Boeing company as seen in Los Angeles, California, US.
(photo credit: REUTERS)
WASHINGTON – Legislation that would block a sale of Boeing aircraft to Iran worth $25 billion passed the US House of Representatives in a voice vote on Thursday night.
Republican members added two amendments to the Financial Services and General Government Appropriations Act that would prohibit US financial institutions from issuing the requisite licenses for the sale, or from offering loans to Iran for the purchases.
While this bill is unlikely to become law, the author of these two amendments, Congressman Peter Roskam (R-Illinois), said he plans to attach them to every bill he can that moves through Congress.
Significantly, Democratic members did not push back against the addition of the amendments, and some were encouraging of the effort on Thursday.
Among them is Congressman Brad Sherman (D-California), who in a letter to the Obama administration last month wrote that the deal should not proceed because of inextricable ties between the Islamic Republic’s state-run aviation industry and its Revolutionary Guards.
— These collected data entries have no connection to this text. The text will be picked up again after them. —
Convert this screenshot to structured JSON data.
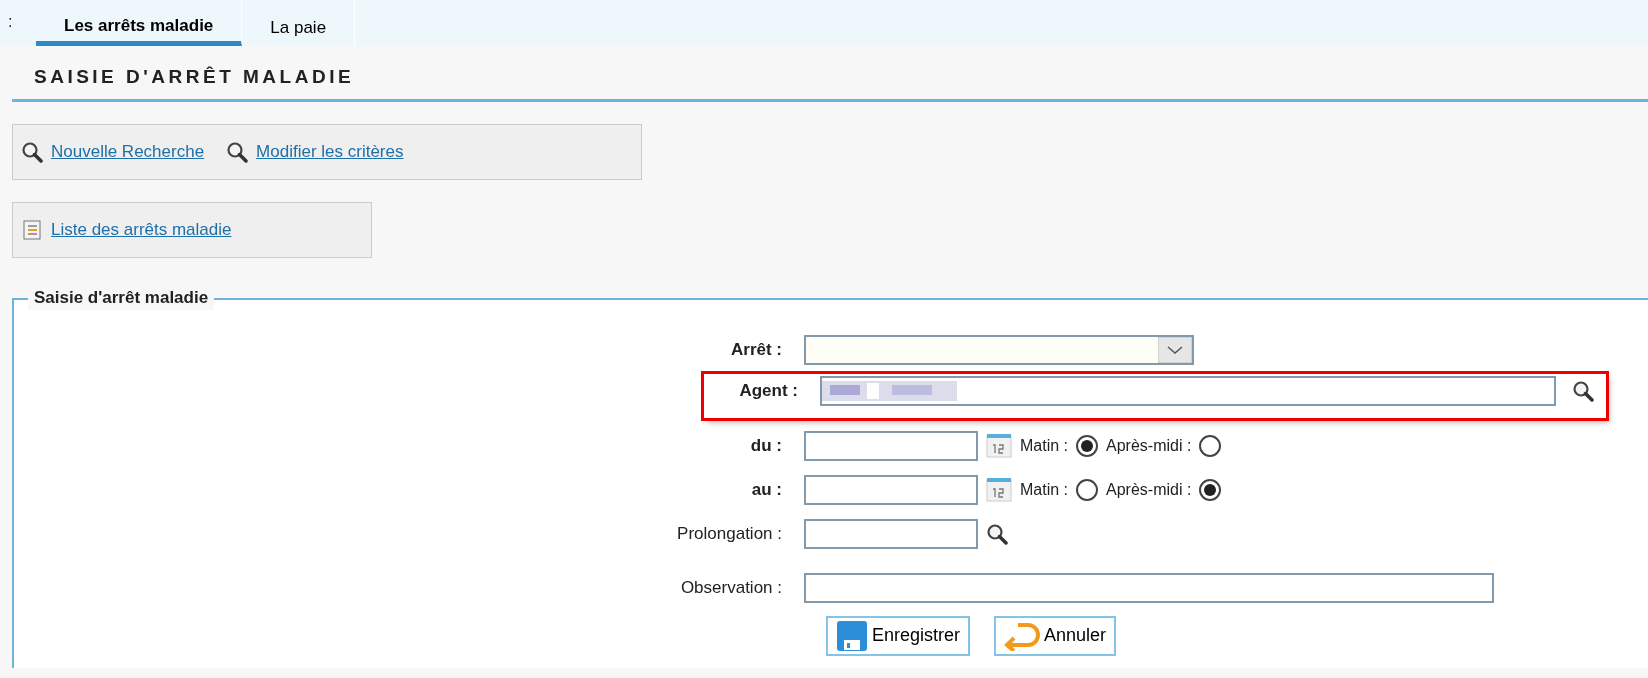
{
  "tab_bar_fragment": ":",
  "tabs": [
    {
      "label": "Les arrêts maladie",
      "selected": true
    },
    {
      "label": "La paie",
      "selected": false
    }
  ],
  "page_title": "SAISIE D'ARRÊT MALADIE",
  "action_groups": [
    [
      {
        "label": "Nouvelle Recherche",
        "kind": "search"
      },
      {
        "label": "Modifier les critères",
        "kind": "search"
      }
    ],
    [
      {
        "label": "Liste des arrêts maladie",
        "kind": "list"
      }
    ]
  ],
  "form": {
    "legend": "Saisie d'arrêt maladie",
    "fields": [
      {
        "kind": "select",
        "label": "Arrêt :",
        "bold": true
      },
      {
        "kind": "lookup",
        "label": "Agent :",
        "bold": true,
        "highlighted": true,
        "value_blurred": true
      },
      {
        "kind": "date",
        "label": "du :",
        "bold": true,
        "options": [
          {
            "label": "Matin :",
            "selected": true
          },
          {
            "label": "Après-midi :",
            "selected": false
          }
        ]
      },
      {
        "kind": "date",
        "label": "au :",
        "bold": true,
        "options": [
          {
            "label": "Matin :",
            "selected": false
          },
          {
            "label": "Après-midi :",
            "selected": true
          }
        ]
      },
      {
        "kind": "short_lookup",
        "label": "Prolongation :",
        "bold": false
      },
      {
        "kind": "text",
        "label": "Observation :",
        "bold": false
      }
    ],
    "buttons": [
      {
        "label": "Enregistrer",
        "kind": "save"
      },
      {
        "label": "Annuler",
        "kind": "undo"
      }
    ]
  }
}
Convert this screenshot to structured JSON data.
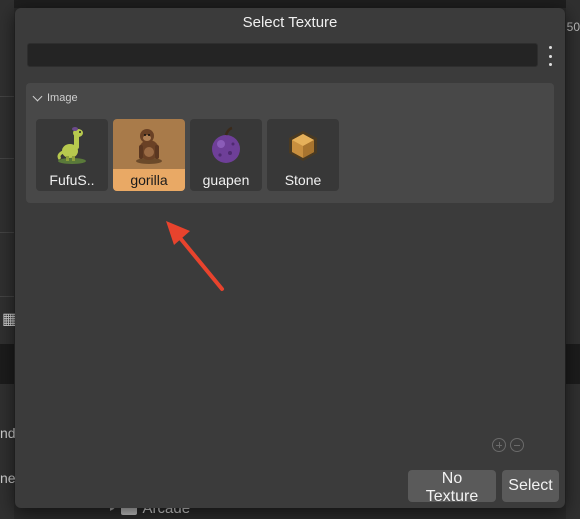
{
  "background": {
    "right_number": "50",
    "left_text_1": "nd-",
    "left_text_2": "ne",
    "tree_item": "Arcade"
  },
  "dialog": {
    "title": "Select Texture",
    "search": {
      "value": "",
      "placeholder": ""
    },
    "group": {
      "label": "Image",
      "items": [
        {
          "label": "FufuS..",
          "icon": "dinosaur-icon",
          "selected": false
        },
        {
          "label": "gorilla",
          "icon": "gorilla-icon",
          "selected": true
        },
        {
          "label": "guapen",
          "icon": "purple-fruit-icon",
          "selected": false
        },
        {
          "label": "Stone",
          "icon": "stone-block-icon",
          "selected": false
        }
      ]
    },
    "buttons": {
      "no_texture": "No Texture",
      "select": "Select"
    }
  },
  "colors": {
    "selected_tile": "#a97b4a",
    "selected_label": "#e9a965",
    "annotation_arrow": "#e8432d"
  }
}
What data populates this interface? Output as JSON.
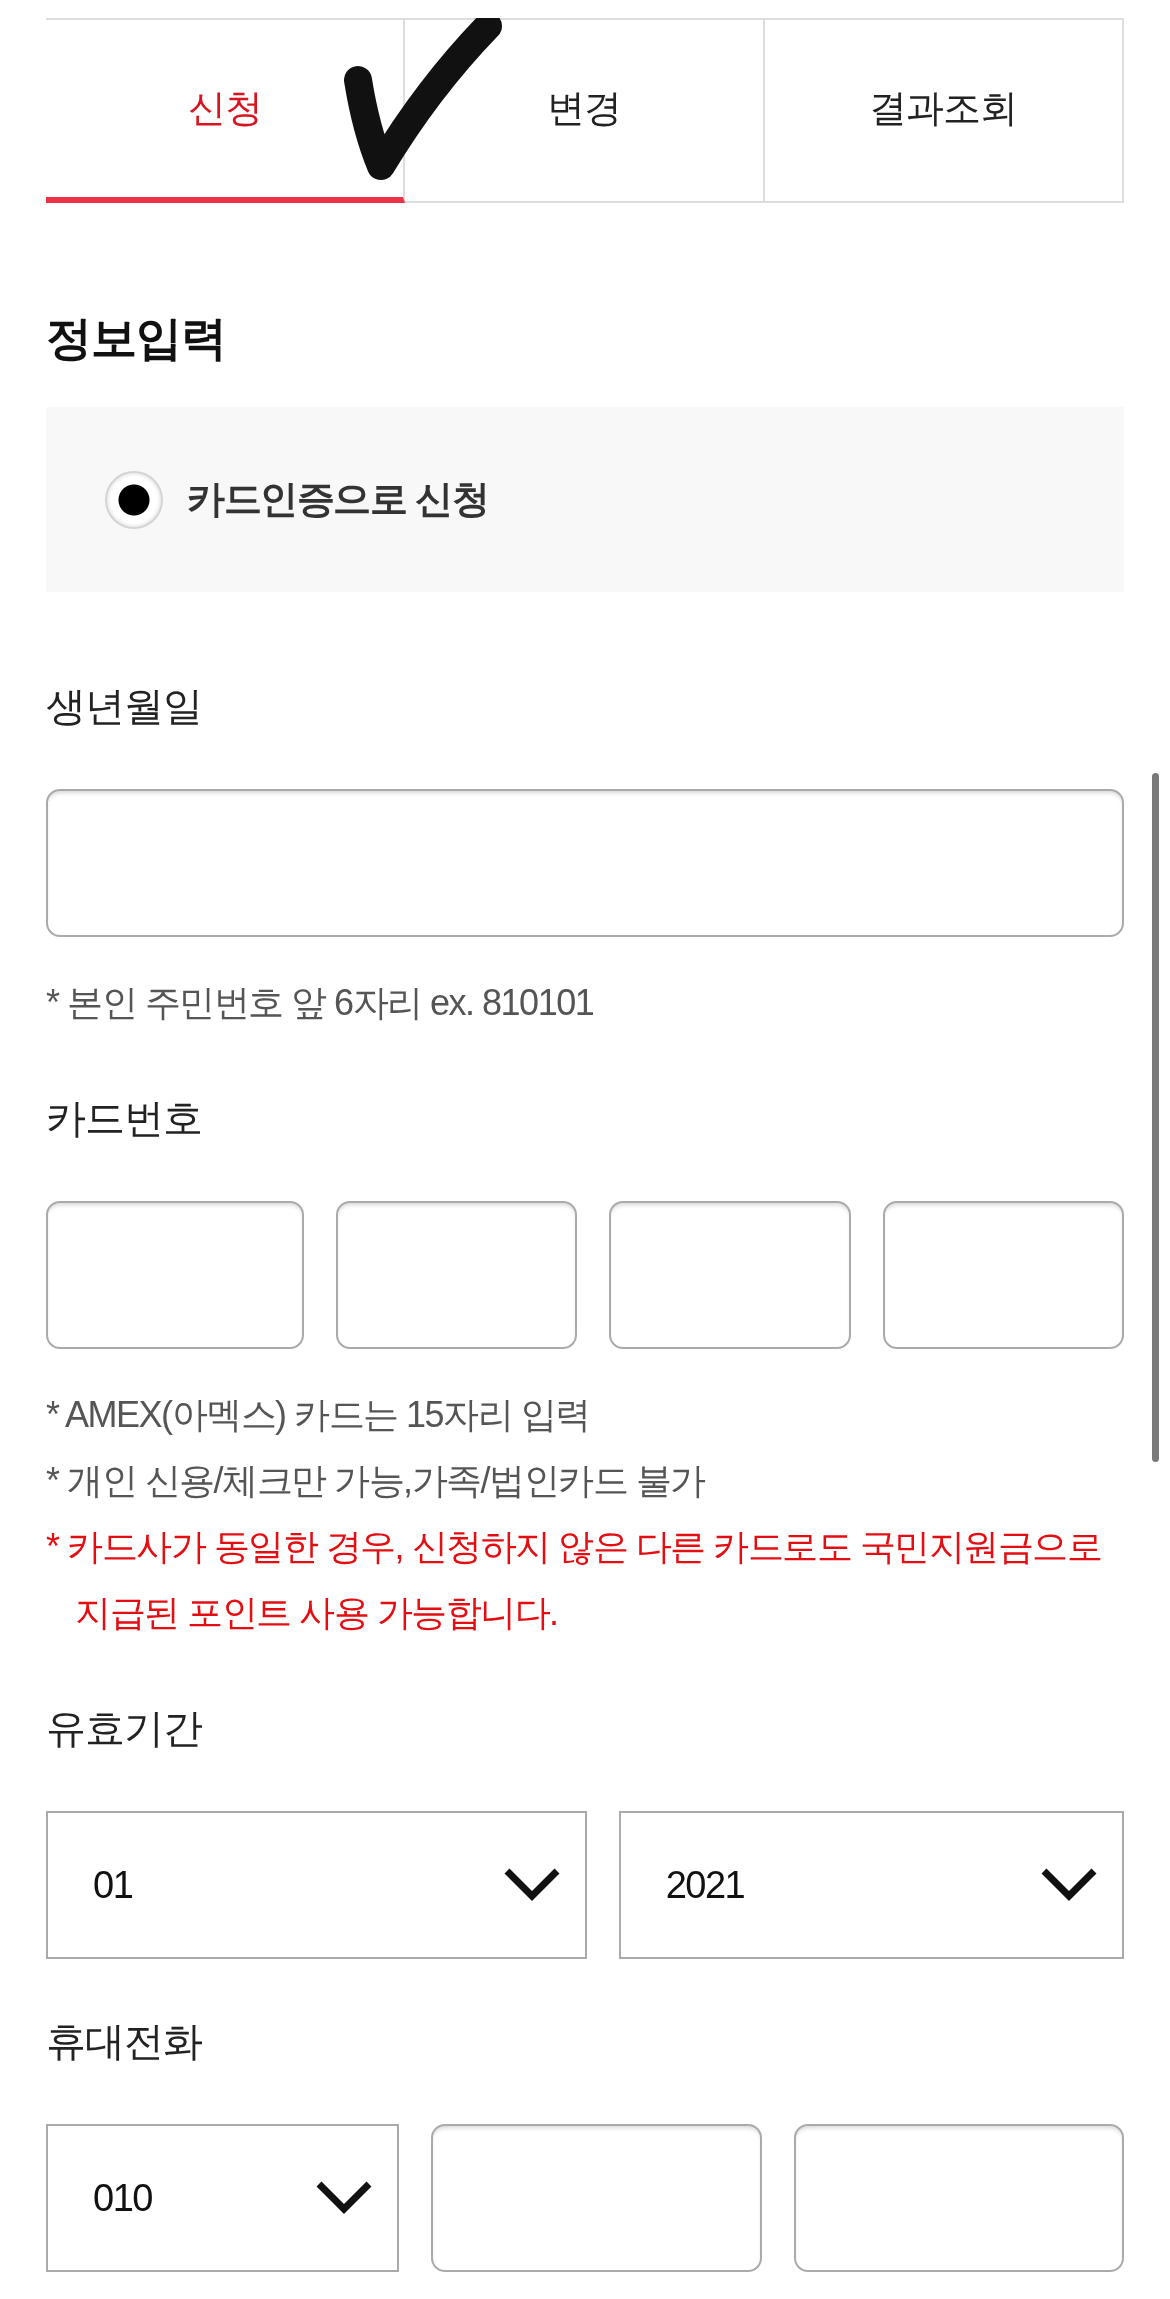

Iran contends that blocking the Boeing sale would violate terms of the nuclear deal clinched last year, and points to a provision that commits the US to “allow for the sale of commercial passenger aircraft and related parts and services” for “exclusively civil aviation end-use.”
But it is that last part – “exclusively civil aviation end-use” – that has some members of Congress convinced the Boeing deal can legally be halted, in compliance with the nuclear agreement.
That is because the US Treasury Department, State Department and intelligence agencies all assess that Iran Air and its subsidiary Mahan Air are complicit in illicit arms transfers to Lebanon- based terrorist organization Hezbollah or in the assistance of Syria’s embattled president, Bashar Assad.